Le Tribunal suprême de justice (TSJ) du Venezuela, contrôlé par la dictature, a demandé ce vendredi au Conseil national électoral (CNE) de lui remettre les procès-verbaux de dépouillement des élections du 28 juillet dernier, où Nicolás Maduro a été proclamé vainqueur au milieu des accusations de fraude de l'opposition et de la communauté internationale.
C'est Caryslia Rodríguez, présidente du TSJ, qui a lu un communiqué officiel détaillant les documents requis. Parmi ces documents figurent les “procès-verbaux de dépouillement des tables électorales à l'échelle nationale”, les “procès-verbaux de totalisation définitive” et le “procès-verbal d'attribution et de proclamation” de Maduro.
Rodríguez a souligné que la remise de ces documents doit avoir lieu dans les trois prochains jours “à partir de la notification de la décision suivante”. Cela en réponse à un recours présenté par le dictateur vénézuélien pour que le tribunal “certifie” les résultats.
De plus, le communiqué du TSJ mentionne que cette exigence inclut “tous les éléments de preuve associés à l'attaque cybernétique dénoncée contre le système informatique du Conseil national électoral”, ce qui a été un argument récurrent du chavisme pour justifier le retard dans la publication des résultats détaillés des élections.
La demande du TSJ pour obtenir les procès-verbaux des élections semble visiblement viser à légitimer les résultats proclamés par le CNE au milieu de multiples accusations d'irrégularités.
L'opposition vénézuélienne ne voit pas d'un bon œil cette intervention du TSJ dans le processus électoral. Ils affirment que cette mesure dépasse le domaine de compétence du tribunal et pourrait compromettre encore plus la crédibilité du système électoral vénézuélien.
Le CNE, pour sa part, a confirmé ce vendredi Maduro comme vainqueur des élections avec 52 % des voix, contre 43 % pour le candidat d'opposition Edmundo González Urrutia, soutenu par la dirigeante de l'opposition inhabilitée María Corina Machado. Cependant, l'autorité électorale n'a toujours pas publié les résultats détaillés, se justifiant par une “attaque cybernétique” qui aurait affecté son système informatique, sans fournir de preuve publique concluante sur la nature et l'impact de cette attaque, augmentant encore plus les soupçons de fraude.

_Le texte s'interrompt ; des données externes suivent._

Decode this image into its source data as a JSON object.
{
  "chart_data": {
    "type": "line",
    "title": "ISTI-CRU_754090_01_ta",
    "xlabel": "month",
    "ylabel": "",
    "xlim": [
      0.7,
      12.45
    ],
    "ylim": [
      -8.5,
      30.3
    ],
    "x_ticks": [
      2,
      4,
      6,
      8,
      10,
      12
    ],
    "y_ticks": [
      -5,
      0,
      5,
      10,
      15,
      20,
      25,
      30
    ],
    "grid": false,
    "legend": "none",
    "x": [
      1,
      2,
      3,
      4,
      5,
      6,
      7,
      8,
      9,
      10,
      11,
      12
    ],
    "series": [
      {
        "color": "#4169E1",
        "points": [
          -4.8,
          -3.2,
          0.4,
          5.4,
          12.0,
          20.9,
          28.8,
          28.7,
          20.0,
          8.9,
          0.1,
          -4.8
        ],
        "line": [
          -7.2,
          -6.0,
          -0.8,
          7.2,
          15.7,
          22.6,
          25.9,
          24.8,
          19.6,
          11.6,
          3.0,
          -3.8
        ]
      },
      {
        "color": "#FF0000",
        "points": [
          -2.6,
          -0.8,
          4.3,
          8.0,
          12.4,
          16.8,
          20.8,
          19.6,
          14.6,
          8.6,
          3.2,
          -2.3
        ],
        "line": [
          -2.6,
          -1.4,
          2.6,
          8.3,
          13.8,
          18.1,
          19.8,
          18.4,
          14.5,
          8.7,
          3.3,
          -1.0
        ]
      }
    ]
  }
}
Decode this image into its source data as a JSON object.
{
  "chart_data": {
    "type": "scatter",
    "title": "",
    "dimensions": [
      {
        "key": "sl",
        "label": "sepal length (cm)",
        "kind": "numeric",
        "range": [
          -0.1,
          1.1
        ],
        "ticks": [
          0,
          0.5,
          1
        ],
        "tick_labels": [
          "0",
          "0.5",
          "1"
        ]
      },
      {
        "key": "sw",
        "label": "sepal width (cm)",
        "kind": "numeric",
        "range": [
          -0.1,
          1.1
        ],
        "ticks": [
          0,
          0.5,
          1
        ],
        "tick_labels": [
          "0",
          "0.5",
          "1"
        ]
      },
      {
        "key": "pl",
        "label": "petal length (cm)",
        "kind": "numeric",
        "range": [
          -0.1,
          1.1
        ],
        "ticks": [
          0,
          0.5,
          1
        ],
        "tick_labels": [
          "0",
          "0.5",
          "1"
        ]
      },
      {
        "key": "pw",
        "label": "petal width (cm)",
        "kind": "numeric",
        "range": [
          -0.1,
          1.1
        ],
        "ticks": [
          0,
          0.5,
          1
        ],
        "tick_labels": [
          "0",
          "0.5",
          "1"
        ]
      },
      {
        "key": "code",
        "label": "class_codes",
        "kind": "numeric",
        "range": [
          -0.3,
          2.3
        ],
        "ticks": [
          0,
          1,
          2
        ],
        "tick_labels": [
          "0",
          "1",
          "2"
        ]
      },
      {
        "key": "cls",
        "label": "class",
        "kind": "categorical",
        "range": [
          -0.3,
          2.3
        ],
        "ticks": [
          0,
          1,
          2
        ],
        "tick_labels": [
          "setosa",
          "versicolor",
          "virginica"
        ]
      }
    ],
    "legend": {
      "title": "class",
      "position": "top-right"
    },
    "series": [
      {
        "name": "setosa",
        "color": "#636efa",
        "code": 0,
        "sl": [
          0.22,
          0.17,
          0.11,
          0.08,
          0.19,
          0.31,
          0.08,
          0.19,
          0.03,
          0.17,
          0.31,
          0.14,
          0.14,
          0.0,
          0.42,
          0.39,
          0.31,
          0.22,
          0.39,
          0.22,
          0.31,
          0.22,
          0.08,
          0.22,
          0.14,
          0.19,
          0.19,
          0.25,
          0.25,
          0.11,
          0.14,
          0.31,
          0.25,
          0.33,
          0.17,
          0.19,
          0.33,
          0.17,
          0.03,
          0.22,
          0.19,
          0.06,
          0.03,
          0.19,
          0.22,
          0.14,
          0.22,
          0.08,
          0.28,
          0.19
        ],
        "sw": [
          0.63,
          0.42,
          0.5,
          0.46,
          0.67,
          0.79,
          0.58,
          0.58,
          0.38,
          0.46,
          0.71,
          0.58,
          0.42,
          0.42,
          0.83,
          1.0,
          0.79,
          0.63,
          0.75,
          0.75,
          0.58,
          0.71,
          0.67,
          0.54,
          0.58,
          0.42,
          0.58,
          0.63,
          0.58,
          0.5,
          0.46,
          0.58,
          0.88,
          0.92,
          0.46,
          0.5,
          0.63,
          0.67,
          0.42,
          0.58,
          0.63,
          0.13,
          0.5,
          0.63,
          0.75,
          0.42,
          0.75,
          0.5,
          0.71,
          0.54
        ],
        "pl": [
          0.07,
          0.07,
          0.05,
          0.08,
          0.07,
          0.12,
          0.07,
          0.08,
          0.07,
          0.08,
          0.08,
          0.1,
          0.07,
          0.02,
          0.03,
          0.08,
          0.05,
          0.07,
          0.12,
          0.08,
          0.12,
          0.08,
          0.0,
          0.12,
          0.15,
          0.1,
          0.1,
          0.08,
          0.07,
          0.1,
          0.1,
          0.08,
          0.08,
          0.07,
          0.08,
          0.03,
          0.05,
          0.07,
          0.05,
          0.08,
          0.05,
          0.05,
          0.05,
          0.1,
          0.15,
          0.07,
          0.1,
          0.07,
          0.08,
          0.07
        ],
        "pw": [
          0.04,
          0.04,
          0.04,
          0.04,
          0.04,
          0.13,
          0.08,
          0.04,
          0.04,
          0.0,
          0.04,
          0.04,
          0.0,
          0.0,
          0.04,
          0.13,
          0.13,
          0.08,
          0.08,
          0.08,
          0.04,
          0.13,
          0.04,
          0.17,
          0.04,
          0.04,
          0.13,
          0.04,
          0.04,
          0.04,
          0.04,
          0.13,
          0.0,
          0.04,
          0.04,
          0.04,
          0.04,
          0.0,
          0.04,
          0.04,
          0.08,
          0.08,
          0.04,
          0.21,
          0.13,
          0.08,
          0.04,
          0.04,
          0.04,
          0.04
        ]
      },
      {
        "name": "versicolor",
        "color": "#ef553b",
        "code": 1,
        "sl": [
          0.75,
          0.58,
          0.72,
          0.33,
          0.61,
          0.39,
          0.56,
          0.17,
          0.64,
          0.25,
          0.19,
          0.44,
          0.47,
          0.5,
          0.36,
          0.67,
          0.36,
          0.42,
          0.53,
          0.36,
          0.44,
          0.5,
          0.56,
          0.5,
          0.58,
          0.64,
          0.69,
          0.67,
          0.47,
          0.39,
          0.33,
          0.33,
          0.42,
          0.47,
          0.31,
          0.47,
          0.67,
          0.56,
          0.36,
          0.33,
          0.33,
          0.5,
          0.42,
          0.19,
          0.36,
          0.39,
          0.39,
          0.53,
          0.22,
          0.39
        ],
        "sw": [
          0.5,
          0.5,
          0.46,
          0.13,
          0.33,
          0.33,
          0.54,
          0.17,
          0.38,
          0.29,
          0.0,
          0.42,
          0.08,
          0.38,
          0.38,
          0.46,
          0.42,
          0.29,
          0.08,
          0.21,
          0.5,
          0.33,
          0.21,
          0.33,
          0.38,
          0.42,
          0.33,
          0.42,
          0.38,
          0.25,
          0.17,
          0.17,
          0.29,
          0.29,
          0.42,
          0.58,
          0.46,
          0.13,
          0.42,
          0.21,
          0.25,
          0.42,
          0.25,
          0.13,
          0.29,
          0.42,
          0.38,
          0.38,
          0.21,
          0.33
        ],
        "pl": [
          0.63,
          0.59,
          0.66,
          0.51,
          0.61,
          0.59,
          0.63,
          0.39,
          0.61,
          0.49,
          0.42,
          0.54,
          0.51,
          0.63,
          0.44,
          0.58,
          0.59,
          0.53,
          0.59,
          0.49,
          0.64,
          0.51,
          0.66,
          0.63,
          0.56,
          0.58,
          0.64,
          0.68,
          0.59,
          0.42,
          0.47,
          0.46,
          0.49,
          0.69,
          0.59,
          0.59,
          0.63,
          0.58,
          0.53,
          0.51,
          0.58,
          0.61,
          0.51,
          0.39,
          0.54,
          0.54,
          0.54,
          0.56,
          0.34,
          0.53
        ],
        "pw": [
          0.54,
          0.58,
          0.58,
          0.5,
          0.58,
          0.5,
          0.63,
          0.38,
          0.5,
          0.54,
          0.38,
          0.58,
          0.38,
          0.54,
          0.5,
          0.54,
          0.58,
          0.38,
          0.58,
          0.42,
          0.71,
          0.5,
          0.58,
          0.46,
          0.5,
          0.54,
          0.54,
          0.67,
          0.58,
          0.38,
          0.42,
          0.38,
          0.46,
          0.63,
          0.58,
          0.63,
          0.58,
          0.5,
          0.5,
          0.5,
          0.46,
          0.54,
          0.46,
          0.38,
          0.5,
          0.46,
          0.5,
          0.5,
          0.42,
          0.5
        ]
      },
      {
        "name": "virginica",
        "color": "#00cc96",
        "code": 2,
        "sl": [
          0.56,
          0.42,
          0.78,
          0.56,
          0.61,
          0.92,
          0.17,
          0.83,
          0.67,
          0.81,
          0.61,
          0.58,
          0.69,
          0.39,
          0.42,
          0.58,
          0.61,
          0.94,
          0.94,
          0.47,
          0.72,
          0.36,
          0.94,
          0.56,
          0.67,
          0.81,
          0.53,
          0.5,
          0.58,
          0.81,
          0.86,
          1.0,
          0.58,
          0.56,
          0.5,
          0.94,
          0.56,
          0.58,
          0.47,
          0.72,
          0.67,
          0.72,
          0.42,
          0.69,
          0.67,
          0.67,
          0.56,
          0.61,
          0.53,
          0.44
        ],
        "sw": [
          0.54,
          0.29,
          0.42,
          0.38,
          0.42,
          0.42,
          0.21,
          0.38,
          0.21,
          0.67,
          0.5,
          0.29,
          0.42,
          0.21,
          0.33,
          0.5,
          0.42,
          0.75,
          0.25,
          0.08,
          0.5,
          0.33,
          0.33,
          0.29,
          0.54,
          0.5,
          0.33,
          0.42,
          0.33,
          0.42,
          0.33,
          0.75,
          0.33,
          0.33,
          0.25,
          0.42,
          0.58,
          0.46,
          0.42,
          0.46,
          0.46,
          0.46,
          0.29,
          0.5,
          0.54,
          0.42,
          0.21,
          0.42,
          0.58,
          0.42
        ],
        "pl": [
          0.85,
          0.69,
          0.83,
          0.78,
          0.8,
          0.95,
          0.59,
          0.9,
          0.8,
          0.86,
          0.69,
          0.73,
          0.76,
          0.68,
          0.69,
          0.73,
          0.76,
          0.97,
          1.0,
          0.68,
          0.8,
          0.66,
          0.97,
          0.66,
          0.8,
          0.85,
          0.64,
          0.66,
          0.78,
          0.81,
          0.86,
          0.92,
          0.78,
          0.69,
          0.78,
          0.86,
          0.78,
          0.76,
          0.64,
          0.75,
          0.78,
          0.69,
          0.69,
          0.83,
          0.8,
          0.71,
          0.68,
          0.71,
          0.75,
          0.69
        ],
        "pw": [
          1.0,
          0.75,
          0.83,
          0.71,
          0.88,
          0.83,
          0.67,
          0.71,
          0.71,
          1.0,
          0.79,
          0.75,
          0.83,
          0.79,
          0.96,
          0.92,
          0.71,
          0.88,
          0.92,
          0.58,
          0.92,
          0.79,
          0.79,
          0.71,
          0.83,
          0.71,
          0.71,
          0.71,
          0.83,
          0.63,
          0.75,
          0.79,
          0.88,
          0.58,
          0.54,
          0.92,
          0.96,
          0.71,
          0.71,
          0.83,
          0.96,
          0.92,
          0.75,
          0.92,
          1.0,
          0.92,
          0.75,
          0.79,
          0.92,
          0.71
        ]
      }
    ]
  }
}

Le dictateur vénézuélien, avec huit des autres candidats qui participent à sa fraude électorale, s'est présenté ce vendredi devant la Salle électorale du TSJ.
Un des candidats, Enrique Márquez, du parti Centrados, a refusé de signer le procès-verbal consignant la décision de la salle.
Márquez a critiqué le manque d'informations fournies par le TSJ : “Je pars comme je suis arrivé au TSJ : sans rien savoir. Contre quoi le président de la République conteste-t-il ? Contre sa propre réclamation ?”, a déclaré Márquez, qui a également exigé la publication des résultats, disant qu'il espérait que le processus du TSJ ne serait pas utilisé pour que le CNE se cache “sous les robes des magistrats.”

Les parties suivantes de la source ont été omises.